Please tell me what I'm missing.
As your counterexample shows, the proof of this result requires $R$ to be a principal ideal domain, not just a principal ideal ring. Dummit and Foote do not explicitly state this hypothesis where it is used, but it is required for the converse direction of the proof, which implicitly relies on the fact that $R\cong rR$ (as $R$-modules) for any $r\in R\setminus\{0\}$ if $R$ is a pid.
In fact, this latter fact holds in any integral domain, not just in pids. This follows from the "cancellation" rule of integral domains: if $R$ is an integral domain and $r\neq 0\in R$, and $sr=tr$ for some $s,t\in R$, then $s=t$. (To see this, note that $sr=tr\implies (s-t)r=0\implies s-t=0$, since $r$ is assumed nonzero). Because of this, the canonical map $\phi_r:R\rightarrow Rr$ given by $s\mapsto sr$ is injective. $\phi_r$ is also an $R$-module homomorphism (since $\phi_r(st)=str=s(tr)=s\phi_r(tr)$ for any $s,t\in R$), and is surjective by definition, and hence gives an isomorphism from $R$ to $Rr$.

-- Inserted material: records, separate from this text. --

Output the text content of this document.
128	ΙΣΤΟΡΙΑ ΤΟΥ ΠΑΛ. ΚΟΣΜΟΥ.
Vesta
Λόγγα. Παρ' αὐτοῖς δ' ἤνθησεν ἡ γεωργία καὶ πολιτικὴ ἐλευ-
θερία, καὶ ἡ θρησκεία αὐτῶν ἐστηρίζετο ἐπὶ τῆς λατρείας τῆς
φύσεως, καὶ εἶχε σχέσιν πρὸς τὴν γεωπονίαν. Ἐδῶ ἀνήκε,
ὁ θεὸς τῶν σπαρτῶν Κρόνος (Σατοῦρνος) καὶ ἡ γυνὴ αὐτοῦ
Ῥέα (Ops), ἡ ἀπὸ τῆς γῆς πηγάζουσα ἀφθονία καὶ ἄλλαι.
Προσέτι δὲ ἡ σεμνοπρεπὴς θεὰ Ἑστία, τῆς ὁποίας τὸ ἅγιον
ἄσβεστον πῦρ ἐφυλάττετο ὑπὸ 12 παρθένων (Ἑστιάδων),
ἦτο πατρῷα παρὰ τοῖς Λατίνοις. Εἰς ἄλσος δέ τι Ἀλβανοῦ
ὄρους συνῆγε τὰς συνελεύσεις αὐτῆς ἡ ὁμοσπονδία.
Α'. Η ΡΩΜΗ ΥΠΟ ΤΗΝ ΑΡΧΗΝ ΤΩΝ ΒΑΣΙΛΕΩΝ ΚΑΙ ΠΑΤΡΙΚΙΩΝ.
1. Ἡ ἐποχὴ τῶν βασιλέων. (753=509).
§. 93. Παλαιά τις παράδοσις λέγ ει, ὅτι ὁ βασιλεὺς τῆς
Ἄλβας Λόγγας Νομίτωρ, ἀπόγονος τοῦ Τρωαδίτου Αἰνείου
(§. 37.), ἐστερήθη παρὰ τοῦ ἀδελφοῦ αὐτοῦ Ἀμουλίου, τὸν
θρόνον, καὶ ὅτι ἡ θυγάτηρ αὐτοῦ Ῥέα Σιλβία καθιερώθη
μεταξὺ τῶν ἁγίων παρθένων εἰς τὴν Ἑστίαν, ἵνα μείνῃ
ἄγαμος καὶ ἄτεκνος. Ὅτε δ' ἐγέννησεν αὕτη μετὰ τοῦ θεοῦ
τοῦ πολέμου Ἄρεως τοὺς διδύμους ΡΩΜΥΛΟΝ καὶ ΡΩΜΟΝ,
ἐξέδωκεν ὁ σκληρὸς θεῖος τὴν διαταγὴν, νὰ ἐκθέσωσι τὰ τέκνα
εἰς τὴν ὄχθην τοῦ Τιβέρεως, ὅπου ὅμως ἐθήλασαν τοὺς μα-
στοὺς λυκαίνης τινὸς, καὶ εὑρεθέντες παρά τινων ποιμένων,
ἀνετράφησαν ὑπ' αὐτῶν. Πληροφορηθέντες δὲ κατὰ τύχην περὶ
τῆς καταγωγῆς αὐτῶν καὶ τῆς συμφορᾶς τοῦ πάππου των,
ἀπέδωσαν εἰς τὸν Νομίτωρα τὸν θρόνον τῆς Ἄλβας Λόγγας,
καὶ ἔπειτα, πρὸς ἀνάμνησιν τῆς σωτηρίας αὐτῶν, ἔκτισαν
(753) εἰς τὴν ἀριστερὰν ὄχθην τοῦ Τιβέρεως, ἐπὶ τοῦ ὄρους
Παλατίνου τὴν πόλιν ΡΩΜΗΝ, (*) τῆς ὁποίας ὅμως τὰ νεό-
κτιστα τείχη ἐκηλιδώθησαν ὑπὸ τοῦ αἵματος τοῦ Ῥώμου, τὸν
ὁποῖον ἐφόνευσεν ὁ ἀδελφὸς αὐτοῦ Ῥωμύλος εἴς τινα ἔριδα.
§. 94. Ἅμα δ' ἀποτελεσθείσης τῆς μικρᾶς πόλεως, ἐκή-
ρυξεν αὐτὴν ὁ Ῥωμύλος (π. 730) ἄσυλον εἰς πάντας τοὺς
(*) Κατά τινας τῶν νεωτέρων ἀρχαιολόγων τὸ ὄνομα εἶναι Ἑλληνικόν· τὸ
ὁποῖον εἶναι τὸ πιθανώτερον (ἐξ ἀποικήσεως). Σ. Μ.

Now, let's return to the case where $R$ is a pid. Dummit and Foote's argument for the implication that $Q\text{ injective}\implies rQ=Q$ for any $r\in R\setminus\{0\}$ runs as follows: if $Q$ is injective, and $q\in Q$, $r\in R\setminus\{0\}$ are arbitrary, then we may define a map $f:Rr\rightarrow Q$ by $f(r)=q$. Since $Q$ is injective, by Baer's criterion this may be extended to a map $F:R\rightarrow Q$, and then $F(1)$ will witness divisibility of $q$ by $r$. (Since $rF(1)=F(r1)=f(r)=q$.)
As you say, the problem is in defining the map $f:Rr\rightarrow Q$. Dummit and Foote are implicitly assuming that, for any $q\in Q$, we may define a map $f:Rr\rightarrow Q$ by extending $r\mapsto q$. This is true if $R$ is a pid. Indeed, in this case we may define a map $\tilde{F}: R\rightarrow Q$ by extending $\tilde{F}(1)=q$ (this is the universal property of free $R$-modules), and then compose with $\phi_r^{-1}$ to get a map $f:=\tilde{F}\circ\phi_r^{-1}:Rr\rightarrow Q$ such that $f(sr)=\tilde{F}(s)=sq$ for any $s\in R$. In particular, $f(r)=q$, as desired.

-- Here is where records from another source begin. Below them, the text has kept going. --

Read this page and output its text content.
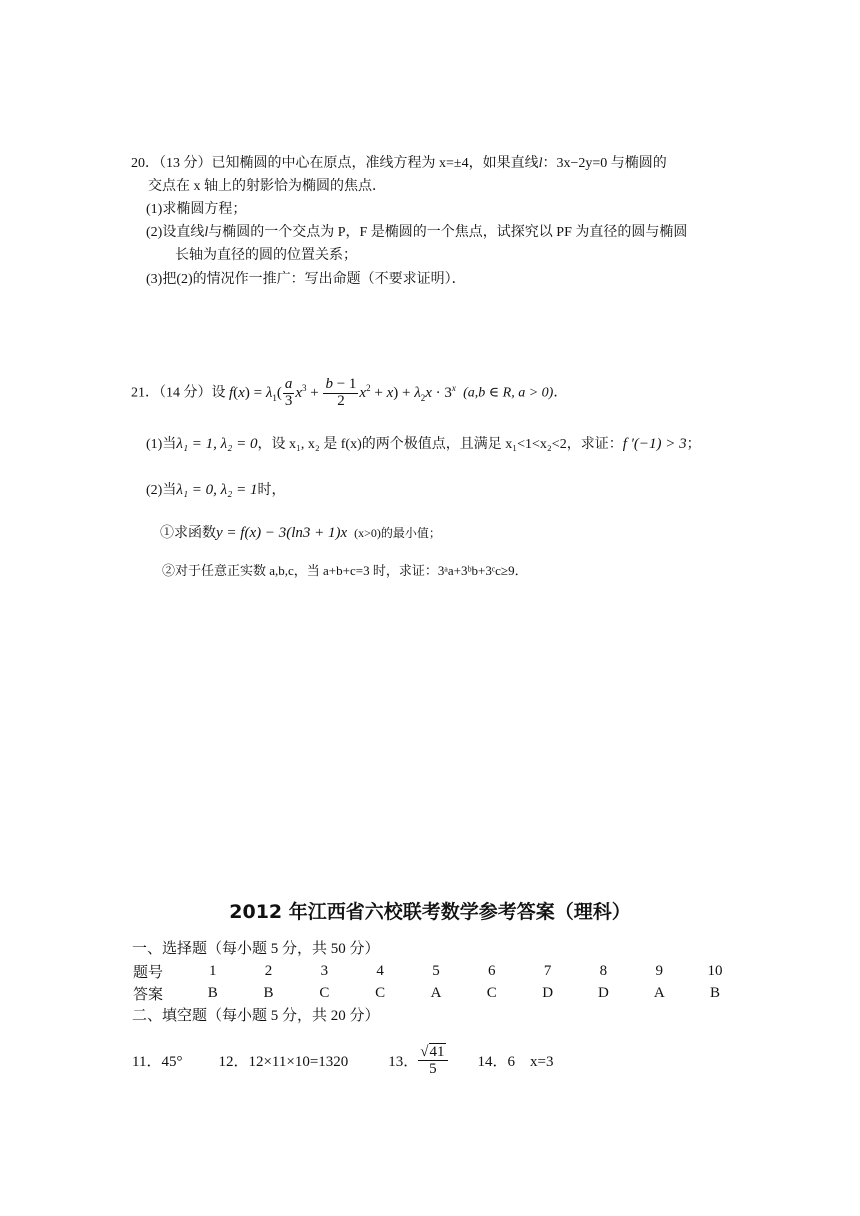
20．（13 分）已知椭圆的中心在原点，准线方程为 x=±4，如果直线l：3x−2y=0 与椭圆的
交点在 x 轴上的射影恰为椭圆的焦点．
(1)求椭圆方程；
(2)设直线l与椭圆的一个交点为 P，F 是椭圆的一个焦点，试探究以 PF 为直径的圆与椭圆
长轴为直径的圆的位置关系；
(3)把(2)的情况作一推广：写出命题（不要求证明）．
21．（14 分）设 $f(x) = \lambda_1( \frac{a}{3} x^3 + \frac{b - 1}{2} x^2 + x) + \lambda_2x \cdot 3^x$ (a,b ∈ R, a > 0)．
(1)当λ₁ = 1, λ₂ = 0，设 x₁, x₂ 是 f(x)的两个极值点，且满足 x₁<1<x₂<2，求证：f ′(−1) > 3；
(2)当λ₁ = 0, λ₂ = 1时，
①求函数y = f(x) − 3(ln3 + 1)x (x>0)的最小值；
②对于任意正实数 a,b,c，当 a+b+c=3 时，求证：3ᵃa+3ᵇb+3ᶜc≥9．
2012 年江西省六校联考数学参考答案（理科）
一、选择题（每小题 5 分，共 50 分）
题号	1	2	3	4	5	6	7	8	9	10
答案	B	B	C	C	A	C	D	D	A	B
二、填空题（每小题 5 分，共 20 分）
11．45° 12．12×11×10=1320	13．
√41
5	14．6　x=3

However, if $R$ is not a pid, then this map $\phi_r$ will not necessarily be invertible, so we can't form this composition and hence the result fails. Indeed, your counterexample shows this, for given (for instance) $q:=\bar{1}\in \mathbb{Z}/4\mathbb{Z}=:Q$, and $r:=\bar{2}\in\mathbb{Z}/4\mathbb{Z}=:R$, there is no way to define a map $f:\bar{2}\mathbb{Z}/4\mathbb{Z}\rightarrow\mathbb{Z}/4\mathbb{Z}$ such that $f(\bar{2})=\bar{1}$.
There is a way to salvage the converse direction of this proposition for more general principal ideal rings, which is with the notion of "divisibility". An $R$-module $Q$ is said to be divisible if $rQ=Q$ for any non-zero divisor $r\in R$. Note that, if $R$ is an integral domain, this coincides with the condition that $rQ=Q$ for any $r\in R\setminus \{0\}$. Now, if $r$ is a non-zero divisor then we do have that $R\cong Rr$, even if $R$ is not an integral domain. (Try going through the proof of this fact yourself; it's essentially identical to the proof above.) Then we can apply the technique above to show that, if $R$ is a principal ideal ring (not necessarily a domain) and $Q$ is an injective $R$-module, then $Q$ is a divisible $R$-module. (Again, try going through these details yourself!)